- Born: 1968 (age 57–58) Miami, Florida
- Education: University of Miami
- Known for: Printmaking & painting
- Website: http://ricgarciastudio.com

= Ric Garcia =

American painter (born 1968)

Ric Garcia (born 1968 Miami, Florida) is an American fine arts painter, digital printmaker, and curator of Cuban ancestry currently working and residing in the Greater Washington, DC area.

== Education ==
Garcia studied and received a BFA in Graphic Design and Illustration from the University of Miami in Florida.

== Life ==
Garcia's parents were Cuban political refugees who immigrated to the United States in 1966. He was born in Miami, where he was raised "surrounded by a close-knit Cuban American community who shared old-world values and traditions." In 2018, The Voice of America quoted him (in a review of an art show demonstrating "the richness and complexity of U.S. culture" as explaining that his parents "chose to come to this country that was offering asylum."

== Art ==
Garcia's artwork has been described as being "on the traditions of pop art …eliciting emotional reactions, introspective questions and celebrating Latino culture”, and even "Warhol-esque."

Picking up on that description, The Washington Post art critic Mark Jenkins, in a review of an immigration-themed show at the American University Museum, wrote "Ric Garcia updates Warhol by crisply and colorfully portraying edible products for the Latin market, with labels far funkier than any designed for Brillo or Campbell's." American University described the work as "Garcia’s widely exhibited paintings and pop art prints are a cultural mash-up of Spanish and American culture."

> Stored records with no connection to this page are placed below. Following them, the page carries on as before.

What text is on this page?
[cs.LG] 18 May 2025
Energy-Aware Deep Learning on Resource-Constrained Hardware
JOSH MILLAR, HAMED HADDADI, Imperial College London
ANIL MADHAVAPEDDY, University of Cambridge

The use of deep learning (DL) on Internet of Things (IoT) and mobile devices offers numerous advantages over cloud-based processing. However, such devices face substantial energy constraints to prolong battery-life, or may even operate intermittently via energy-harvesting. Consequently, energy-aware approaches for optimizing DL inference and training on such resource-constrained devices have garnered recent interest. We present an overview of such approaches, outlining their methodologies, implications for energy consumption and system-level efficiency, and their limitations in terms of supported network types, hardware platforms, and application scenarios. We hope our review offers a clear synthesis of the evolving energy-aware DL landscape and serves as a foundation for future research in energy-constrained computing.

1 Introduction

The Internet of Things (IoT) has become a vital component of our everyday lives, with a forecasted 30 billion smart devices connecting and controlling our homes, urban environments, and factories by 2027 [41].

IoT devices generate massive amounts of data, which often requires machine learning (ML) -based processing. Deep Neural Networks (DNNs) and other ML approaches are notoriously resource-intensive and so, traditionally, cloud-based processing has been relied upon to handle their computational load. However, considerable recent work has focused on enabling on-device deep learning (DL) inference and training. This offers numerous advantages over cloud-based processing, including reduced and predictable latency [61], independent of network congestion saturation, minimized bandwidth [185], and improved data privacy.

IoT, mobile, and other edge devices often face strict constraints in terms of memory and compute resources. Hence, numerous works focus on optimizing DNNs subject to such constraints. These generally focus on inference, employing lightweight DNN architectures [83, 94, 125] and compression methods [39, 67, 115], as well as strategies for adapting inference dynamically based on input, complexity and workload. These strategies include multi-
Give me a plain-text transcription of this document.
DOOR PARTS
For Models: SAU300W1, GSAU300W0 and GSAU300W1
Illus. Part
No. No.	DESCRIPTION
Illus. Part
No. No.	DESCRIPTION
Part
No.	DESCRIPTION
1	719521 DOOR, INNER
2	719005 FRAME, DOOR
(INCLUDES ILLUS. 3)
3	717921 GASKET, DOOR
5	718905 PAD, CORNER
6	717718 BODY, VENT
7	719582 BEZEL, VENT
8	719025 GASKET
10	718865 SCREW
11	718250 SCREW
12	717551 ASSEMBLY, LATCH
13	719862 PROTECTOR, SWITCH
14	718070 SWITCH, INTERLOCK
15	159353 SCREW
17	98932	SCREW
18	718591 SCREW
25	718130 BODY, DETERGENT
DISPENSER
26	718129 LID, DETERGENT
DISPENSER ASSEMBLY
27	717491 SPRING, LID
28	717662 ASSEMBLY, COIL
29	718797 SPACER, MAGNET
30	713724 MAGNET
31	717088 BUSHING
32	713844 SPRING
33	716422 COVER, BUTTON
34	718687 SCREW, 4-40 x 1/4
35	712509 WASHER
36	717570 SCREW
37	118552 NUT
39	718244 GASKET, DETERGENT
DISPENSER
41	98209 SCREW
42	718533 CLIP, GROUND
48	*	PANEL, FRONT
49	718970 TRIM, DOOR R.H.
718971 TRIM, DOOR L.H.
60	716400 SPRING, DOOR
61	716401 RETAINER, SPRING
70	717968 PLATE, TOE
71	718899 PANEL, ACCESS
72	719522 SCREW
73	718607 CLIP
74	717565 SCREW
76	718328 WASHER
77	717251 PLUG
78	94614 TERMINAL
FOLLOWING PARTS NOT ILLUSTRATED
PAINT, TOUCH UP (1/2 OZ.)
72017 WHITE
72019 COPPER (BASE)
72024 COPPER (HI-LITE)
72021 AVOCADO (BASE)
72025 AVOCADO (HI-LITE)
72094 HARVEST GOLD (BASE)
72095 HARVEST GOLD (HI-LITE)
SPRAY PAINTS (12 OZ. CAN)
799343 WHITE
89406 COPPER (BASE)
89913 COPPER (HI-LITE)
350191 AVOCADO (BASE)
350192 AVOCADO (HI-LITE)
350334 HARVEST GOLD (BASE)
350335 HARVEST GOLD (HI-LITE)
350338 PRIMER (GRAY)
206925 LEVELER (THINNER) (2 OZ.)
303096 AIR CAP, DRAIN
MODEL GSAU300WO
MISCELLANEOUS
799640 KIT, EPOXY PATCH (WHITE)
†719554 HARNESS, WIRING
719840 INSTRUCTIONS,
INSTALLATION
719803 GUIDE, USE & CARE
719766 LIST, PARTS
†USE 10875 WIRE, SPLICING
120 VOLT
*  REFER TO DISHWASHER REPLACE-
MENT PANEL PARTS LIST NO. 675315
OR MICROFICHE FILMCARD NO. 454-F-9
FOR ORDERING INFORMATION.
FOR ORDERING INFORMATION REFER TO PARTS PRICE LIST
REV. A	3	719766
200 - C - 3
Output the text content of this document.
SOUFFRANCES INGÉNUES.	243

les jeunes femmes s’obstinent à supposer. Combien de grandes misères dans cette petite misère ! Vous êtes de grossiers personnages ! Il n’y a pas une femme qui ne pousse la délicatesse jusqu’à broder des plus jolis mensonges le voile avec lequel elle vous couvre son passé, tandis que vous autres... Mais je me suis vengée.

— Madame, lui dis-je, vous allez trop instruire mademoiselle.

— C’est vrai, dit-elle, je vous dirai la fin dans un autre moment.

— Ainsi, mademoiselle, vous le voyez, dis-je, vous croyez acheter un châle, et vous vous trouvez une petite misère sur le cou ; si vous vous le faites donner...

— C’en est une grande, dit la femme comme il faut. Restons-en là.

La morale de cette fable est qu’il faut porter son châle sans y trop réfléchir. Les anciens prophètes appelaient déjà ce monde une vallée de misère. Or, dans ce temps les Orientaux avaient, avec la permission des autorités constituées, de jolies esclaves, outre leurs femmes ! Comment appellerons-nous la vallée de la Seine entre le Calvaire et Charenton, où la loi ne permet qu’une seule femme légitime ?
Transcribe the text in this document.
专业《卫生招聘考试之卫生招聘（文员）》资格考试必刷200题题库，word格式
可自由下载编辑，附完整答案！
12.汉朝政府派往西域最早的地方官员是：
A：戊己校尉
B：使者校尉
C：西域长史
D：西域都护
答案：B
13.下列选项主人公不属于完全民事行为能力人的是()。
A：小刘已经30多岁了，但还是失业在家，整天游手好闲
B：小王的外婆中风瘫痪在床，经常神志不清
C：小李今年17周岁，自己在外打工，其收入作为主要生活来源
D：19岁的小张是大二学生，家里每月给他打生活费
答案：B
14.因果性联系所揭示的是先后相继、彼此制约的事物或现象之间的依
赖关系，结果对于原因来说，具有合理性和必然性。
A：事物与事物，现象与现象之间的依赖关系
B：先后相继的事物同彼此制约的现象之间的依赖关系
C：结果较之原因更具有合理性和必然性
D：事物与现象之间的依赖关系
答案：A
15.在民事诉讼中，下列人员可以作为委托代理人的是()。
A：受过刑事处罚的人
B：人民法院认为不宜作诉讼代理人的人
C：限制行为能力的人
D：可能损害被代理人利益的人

Garcia often incorporates superheroes, Latino food imagery (most commonly Goya Foods references), Latino cultural references, immigration themes, cinematic icons, and even gods into his work. In the 2016 Washington Post review of American University Museum's The Looking Glass: Artist Immigrants of Washington exhibition, the Post art critic described Garcia's work in the exhibition as being "simultaneously mythic and as modern as a can of Goya black bean soup."

In a review of his 2017 two-person show at Washington, DC's Foundry Gallery, the Washington Post art critic wrote that "Mid-20th-century superheroes and movie stars socialize with figures from Renaissance paintings in Foundry Gallery’s 'Dynamic Duos: Power and Form' Ric Garcia’s oils and prints feature DC and Marvel Comics characters..." The Washington Post further noted that the work "seems an intentional rejection of today’s crisp digital imaging." Along the theme of appropriated Latino food and drinks imagery, in 2020 Garcia showed a solo exhibition focused on the use of the Taino chief Hatuey in Latino food/drink imagery.

== Collections ==
Garcia's work has been acquired by the DC Commission on the Arts and Humanities for the Art Bank collection of the city of Washington, DC. It is also in the collection of the Arts and Cultural Heritage Division of The Maryland-National Capital Park and Planning Commission, and in the permanent collection of Prince George's County, Maryland.

== Awards ==
Garcia is a winner of the Maryland State Arts Council 2019 Individual Artists' Awards.